Flower colors include pink, red, purple, and white, depending on the variety. Most grow 15 to 25 feet tall and wide, with some shorter varieties growing only 2 to 5 feet tall. Dwarf varieties can be grown in containers.

Ongoing Care
Apply a layer of compost under the tree each spring, spreading it out to the dripline (the area under the outermost branches). Add a 2-inch layer of mulch to retain moisture and control weeds, keeping mulch a few inches away from the tree trunk. Water plants during the summer if rainfall is less than 1 inch per week. Flowers are produced on new wood, so prune back weak, spindly growth in spring to encourage better flowering. Prune off dead, diseased, and broken branches anytime.

Propagation Methods
Crepe myrtles can be propagated using pretty much every method out there. Cuttings, divisions, seeds, and layering all produce good results.

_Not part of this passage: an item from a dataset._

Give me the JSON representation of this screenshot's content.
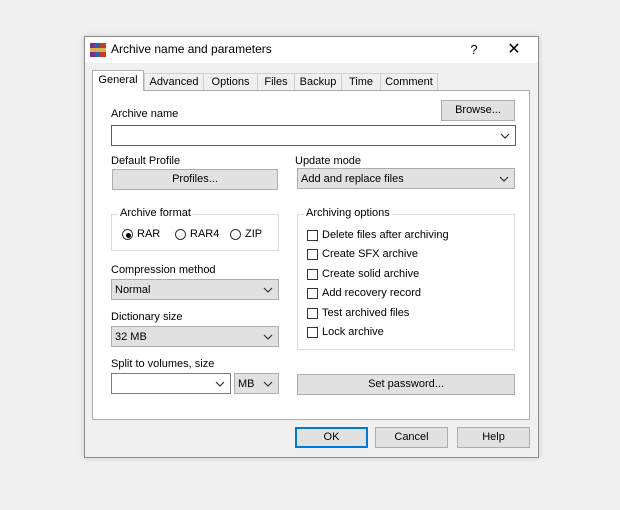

For seed starting, stratify seeds for 60 days. Best results can be had using the paper towel method. Sow seeds into a paper towel inside a plastic zip-top bag, moisten and place in the fridge for 2 months, then place the bag under growlights. As soon as the seeds sprout pot them up into 4" pots. Transplant into the ground once nighttime temperatures stay above 50 degrees. Seedlings started in the spring will often bloom during their first year.

Crepe myrtles have a habit of suckering - putting up new shoots out of the ground. With most varieties, you can carefully dig out these suckers along with some roots and have a new plant.

Softwood and hardwood cuttings both work fine. Rooting hormone and frequent misting dramatically improves cutting success.